Batman’ın bu güzel doğasını korumak için de kırsal refah, kırsal kalkınma da gerekli.

Bu ovanın birim alanında en yüksek değeri kazandıracak ürünlerin de arayışına girilmeli…

Batman’ın en büyük eksiliklerinden biri de ‘Petrol Müzesi’ idi.

Enerji Bakanlığı, Batman’ın ‘Petrol Müzesi’ne onay verdi.

Aslında Raman Dağı, ‘Açık hava Petrol Müzesi’ ilan edilmeli.

Çünkü, bu dağda ilk petrolcülerin ayak izleri var.

Raman Dağı, açık hava petrol müzesi ilan edilirse, bu şehir Türkiye’deki ilk petrol bulan kahramanlarına da ahde vefa görevini yapar.

Bu şehirde tarih yazan petrolcülerin adını yaşatmış olur…

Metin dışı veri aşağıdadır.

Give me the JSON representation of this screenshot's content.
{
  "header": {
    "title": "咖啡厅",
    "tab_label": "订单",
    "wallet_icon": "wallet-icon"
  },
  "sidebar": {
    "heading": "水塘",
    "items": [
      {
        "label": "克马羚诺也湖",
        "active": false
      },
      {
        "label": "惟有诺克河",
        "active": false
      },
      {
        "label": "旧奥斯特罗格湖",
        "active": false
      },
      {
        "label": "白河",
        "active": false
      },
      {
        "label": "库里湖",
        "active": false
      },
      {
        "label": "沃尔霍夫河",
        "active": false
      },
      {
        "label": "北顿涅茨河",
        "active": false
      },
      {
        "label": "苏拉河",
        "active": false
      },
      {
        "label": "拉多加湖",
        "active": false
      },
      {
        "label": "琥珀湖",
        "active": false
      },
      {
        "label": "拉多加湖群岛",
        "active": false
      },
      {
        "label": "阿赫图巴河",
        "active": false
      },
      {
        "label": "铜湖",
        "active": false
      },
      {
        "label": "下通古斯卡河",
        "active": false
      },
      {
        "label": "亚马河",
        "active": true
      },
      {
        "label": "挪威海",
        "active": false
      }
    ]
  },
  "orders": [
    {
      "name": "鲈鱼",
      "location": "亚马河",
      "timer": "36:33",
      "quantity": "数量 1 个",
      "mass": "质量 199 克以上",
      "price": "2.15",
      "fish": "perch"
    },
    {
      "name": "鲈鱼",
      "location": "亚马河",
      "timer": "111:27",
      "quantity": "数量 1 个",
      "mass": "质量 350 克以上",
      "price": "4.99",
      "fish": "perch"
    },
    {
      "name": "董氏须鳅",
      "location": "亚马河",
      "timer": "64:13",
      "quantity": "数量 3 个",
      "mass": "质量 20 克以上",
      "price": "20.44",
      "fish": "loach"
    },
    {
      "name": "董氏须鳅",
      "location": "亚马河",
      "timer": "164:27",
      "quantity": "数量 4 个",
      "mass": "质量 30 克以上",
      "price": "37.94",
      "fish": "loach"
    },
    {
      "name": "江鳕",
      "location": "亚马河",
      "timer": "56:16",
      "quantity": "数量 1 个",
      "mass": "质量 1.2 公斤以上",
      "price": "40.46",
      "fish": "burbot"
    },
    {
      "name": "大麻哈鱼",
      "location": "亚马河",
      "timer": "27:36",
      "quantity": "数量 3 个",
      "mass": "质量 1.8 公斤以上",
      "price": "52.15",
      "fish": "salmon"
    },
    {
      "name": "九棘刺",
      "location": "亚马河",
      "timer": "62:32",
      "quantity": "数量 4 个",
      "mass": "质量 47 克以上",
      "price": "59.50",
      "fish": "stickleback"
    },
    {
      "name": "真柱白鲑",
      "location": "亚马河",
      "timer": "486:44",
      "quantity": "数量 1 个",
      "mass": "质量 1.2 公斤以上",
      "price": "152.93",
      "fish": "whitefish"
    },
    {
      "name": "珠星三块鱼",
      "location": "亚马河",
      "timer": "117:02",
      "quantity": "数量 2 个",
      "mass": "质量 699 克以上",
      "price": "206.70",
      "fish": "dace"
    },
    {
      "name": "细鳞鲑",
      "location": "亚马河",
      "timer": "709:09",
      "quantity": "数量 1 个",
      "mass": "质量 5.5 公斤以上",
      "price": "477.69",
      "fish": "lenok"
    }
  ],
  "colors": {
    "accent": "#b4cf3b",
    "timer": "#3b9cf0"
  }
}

RAMAN DAĞI’NDA GEÇEN ANILAR
Bugün ki, yazımı da Raman Dağı’nda ‘çocukluğu ve gençliği’ geçen Yalçın Ata’nın bize gönderdiği mesajla bitiriyorum;

“Merhum babam Lütfi Ata, 1950 yılında MTA döneminde Kurtalan’da işe başladı, sonrasında benimde doğum yerim olan Garzan’a, oradan Siirt’in üst kısmındaki Reşan kampına ve nihayet 1958 yılında idare Amiri göreviyle Raman’a geldi. Burada zaman zaman kamp şefliğinde vekalet ettiği 17 senelik iş hayatında mesai arkadaşlarıyla çok özveri ve başarılı çalışmalar yaptılar. Kış şartlarında sahadan günlerce eve gelemediği zamanlar yaşadık. Sikeftan’dan Raman’a su sağlanıyordu. Bunun daha sağlıklı olabilmesi için yanlış hatırlamıyorsam 1964 yılında Dicle kenarına bir keson kuyu açtırdı. Halen çalışıyor olabilir. Çekimde görülen tamamdaki havuzunda aynı dönemde yaptırdı. 1960’li yıllarının ilk yarısında Şerafettin Aytekin öğretmenimiz 5 sınıfı bir arada yönetiyordu. Daha sonraları öğretmen sayısı arttırıldı. Çocukluk ve gençliğimizin geçtiği Raman’da hiç bir zaman unutamayacağınız, çok güzel anılarımız oldu. O yıllarda çevrilen ‘Toprağın Kanı’ filminde babam ufak bir rol üstlenmişti. Çalışanların maaşlarını öderken Erol Taş gelip, muhasebeyi soymak isteyince; babam silahını çekerek Erol Taşı yaralıyor. 1975 Yılı Mayıs ayında emekli olana kadar 17 yılı Raman’da olmak üzere toplamda 25 yıl ilk zamanlar çok zor şartlarda geçen ve babam, mesai arkadaşları kendi özel işlerinde olabilecek istek ve şevkle çalışıp TPAO’nun bu günlere gelmesinde katkıları küçümsenmeyecek kadar büyüktür. Yıllar sonra TEİAŞ İnşaat Müdürü olduğum dönemde Raman’a yaptığım ziyarette Muhtar Gezici görüşmüş, anılarımızı canlandırmıştık. Ben ve ailemizin hiçbir zaman unutmayacağı o güzel Raman kampı anılarımızda yaşadığımız sürece var olacaktır.”